The legs instinctively knew this: that the space between them was liminal. And they did suspend doubt as the moment compelled, sharing impossibly passionate explorations of each other and indirectly of themselves. For example, there is a spot at the back of the knee where the skin is thinner. It is part of neither the upper section of a leg nor the lower, and therefore more open to define itself in the moment. They gave this particular spot a name: Grinta! For them, it was all there, for now. And, as the inevitable end to their weekend crept closer, it was this expression of leg that gave shape and meaning to their existence and formed a vernacular they suddenly mastered fluently.

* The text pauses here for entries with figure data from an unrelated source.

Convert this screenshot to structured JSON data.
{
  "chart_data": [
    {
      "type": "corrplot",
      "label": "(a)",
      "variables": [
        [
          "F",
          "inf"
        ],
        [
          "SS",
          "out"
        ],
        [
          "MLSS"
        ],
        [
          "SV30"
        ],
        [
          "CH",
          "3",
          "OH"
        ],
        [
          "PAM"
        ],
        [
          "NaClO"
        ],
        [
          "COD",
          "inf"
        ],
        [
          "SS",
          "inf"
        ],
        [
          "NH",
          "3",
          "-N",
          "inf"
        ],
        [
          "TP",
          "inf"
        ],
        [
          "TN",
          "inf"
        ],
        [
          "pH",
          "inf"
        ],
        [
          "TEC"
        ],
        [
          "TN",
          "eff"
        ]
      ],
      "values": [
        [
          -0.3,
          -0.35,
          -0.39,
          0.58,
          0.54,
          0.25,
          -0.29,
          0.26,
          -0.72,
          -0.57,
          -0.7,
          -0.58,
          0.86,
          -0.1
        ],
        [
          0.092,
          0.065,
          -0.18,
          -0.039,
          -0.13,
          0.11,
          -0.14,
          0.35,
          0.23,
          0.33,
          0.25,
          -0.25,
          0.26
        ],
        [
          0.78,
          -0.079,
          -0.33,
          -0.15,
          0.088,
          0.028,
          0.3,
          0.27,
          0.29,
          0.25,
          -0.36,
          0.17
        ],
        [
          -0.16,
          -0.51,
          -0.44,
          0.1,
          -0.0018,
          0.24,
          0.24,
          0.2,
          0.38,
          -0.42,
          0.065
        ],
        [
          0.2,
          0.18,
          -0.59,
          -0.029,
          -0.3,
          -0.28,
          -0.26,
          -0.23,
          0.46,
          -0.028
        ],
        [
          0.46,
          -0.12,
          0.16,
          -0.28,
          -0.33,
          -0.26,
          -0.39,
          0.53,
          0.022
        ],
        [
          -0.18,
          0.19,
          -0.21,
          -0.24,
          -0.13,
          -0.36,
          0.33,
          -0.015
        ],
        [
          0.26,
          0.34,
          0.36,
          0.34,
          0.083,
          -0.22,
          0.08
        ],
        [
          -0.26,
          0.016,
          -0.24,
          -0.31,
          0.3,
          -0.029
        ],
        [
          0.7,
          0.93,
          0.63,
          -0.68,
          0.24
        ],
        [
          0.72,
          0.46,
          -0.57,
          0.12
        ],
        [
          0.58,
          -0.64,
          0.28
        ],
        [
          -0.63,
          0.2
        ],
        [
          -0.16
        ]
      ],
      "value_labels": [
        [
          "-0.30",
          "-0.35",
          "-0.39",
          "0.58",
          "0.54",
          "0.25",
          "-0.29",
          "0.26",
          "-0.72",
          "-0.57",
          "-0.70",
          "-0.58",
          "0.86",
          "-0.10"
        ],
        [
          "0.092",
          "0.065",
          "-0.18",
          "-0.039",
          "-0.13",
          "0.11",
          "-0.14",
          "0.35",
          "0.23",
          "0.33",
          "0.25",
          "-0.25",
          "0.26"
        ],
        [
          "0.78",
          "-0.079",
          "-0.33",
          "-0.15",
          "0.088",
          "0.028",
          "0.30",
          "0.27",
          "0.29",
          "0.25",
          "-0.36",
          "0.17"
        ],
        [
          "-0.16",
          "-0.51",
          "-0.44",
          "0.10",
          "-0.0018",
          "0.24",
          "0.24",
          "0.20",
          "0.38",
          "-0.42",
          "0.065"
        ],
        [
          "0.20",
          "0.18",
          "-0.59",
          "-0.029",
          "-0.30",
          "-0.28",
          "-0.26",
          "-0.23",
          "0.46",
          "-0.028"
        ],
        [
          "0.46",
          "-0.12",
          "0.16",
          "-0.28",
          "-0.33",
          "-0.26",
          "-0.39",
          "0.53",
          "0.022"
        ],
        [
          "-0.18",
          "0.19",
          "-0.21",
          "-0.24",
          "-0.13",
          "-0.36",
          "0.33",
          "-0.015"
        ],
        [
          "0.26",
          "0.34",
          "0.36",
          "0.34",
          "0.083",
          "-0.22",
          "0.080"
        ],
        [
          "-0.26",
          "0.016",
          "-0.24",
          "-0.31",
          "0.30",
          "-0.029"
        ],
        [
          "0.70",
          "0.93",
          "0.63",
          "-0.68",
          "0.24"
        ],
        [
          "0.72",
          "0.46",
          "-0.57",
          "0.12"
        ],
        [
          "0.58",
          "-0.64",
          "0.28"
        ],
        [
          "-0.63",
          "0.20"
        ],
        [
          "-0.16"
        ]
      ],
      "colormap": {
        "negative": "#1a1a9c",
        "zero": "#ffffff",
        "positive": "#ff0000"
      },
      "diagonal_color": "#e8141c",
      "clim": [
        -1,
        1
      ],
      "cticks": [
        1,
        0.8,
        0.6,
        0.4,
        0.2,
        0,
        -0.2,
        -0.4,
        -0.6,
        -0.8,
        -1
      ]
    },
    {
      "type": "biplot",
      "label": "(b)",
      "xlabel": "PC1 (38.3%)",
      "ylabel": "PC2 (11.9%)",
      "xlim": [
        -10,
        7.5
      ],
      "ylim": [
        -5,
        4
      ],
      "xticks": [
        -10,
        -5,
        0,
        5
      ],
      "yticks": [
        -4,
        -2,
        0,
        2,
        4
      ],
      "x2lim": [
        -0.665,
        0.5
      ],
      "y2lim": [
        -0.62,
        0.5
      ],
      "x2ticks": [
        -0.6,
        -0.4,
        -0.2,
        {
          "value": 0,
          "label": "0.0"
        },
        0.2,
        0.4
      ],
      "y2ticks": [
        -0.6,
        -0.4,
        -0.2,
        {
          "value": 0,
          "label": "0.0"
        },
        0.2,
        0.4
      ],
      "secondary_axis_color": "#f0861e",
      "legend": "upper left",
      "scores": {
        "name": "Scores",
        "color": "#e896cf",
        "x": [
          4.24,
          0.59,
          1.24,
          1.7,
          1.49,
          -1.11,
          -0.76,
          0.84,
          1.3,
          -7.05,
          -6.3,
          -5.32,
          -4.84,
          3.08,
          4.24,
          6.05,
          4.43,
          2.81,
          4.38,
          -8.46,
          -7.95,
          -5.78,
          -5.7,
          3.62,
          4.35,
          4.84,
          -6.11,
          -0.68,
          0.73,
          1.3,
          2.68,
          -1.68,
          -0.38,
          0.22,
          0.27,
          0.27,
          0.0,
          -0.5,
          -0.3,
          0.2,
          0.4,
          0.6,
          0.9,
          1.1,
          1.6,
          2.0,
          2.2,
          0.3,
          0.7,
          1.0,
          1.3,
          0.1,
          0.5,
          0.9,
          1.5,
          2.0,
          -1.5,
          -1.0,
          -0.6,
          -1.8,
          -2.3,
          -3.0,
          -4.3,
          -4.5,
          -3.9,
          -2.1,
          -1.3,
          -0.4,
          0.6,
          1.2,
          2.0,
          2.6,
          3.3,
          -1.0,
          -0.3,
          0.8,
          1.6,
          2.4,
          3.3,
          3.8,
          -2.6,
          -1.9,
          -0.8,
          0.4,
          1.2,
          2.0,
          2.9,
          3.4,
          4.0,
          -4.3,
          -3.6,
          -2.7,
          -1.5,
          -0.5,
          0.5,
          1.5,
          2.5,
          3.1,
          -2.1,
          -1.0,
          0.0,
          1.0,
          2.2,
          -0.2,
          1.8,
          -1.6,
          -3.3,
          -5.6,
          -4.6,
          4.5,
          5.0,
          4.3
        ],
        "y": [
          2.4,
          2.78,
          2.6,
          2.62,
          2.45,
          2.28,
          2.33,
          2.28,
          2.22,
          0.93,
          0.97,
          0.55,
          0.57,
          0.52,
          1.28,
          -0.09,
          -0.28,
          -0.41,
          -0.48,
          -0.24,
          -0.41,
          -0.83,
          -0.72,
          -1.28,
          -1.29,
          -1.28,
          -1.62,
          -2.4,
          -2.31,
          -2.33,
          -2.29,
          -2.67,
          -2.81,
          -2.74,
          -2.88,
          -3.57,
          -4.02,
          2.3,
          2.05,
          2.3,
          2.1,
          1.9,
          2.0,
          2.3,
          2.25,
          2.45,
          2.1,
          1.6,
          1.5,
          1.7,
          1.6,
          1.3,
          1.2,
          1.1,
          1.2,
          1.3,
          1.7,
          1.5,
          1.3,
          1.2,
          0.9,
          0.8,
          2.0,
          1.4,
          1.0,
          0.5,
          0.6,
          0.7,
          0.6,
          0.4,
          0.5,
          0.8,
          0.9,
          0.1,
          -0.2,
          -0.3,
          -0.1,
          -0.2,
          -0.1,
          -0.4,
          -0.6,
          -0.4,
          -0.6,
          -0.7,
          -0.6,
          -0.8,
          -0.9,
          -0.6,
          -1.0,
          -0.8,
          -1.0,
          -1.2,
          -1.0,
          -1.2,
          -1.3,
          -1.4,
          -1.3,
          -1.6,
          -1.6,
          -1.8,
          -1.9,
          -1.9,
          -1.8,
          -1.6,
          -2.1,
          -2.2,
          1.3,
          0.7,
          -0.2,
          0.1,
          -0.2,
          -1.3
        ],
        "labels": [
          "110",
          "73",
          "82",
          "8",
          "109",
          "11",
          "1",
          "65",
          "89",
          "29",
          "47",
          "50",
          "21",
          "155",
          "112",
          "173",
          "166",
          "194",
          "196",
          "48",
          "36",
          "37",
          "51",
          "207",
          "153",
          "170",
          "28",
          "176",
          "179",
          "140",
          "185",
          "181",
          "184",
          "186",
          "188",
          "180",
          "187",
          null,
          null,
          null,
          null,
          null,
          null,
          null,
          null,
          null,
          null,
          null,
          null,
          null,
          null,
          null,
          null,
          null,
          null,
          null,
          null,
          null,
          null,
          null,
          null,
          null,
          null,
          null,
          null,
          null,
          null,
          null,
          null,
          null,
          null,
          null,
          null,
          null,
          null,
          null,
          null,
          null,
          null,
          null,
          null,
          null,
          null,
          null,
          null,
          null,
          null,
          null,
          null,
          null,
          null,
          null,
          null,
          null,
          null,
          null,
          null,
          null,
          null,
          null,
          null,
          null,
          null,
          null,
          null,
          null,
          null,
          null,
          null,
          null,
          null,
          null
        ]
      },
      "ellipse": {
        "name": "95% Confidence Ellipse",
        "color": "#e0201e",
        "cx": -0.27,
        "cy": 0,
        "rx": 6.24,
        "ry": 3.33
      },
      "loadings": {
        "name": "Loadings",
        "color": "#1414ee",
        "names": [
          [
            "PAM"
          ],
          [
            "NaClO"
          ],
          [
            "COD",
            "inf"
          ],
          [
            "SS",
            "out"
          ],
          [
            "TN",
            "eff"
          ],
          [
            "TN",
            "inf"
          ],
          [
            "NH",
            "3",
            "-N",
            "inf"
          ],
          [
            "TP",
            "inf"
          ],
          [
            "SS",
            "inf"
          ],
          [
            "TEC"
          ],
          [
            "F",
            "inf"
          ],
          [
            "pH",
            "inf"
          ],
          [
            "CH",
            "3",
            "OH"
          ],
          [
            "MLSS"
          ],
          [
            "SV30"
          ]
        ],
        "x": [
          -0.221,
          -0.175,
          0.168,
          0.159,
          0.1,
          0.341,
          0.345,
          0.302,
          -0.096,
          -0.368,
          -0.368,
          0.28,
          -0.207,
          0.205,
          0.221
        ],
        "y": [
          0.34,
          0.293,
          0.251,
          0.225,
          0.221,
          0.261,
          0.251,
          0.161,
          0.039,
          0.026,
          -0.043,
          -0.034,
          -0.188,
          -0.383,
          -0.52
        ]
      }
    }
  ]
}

And so, when our legs reluctantly returned to rejoin their respective bodies on different sides of a continent, it all went back to normal and nothing would ever be the same. Even someone who did not know them well would, in a familiar park, notice a different stride on the usual morning walk, a more confident posture and a realized complexity of motion and purpose that was not present prior. What they saw was the result of one language now embodied inside another that cannot help but birth a third to be seen fully, and to be in the world as one. It was both inevitable and surprising at the same time, because that is how all stories work: an echo of the original trickster and the irreversible shift in the universe that they had felt on that first night they met at the fish restaurant, that distinctive tingle or ache in one part of the body demanding a genesis of story. They just didn't know it yet.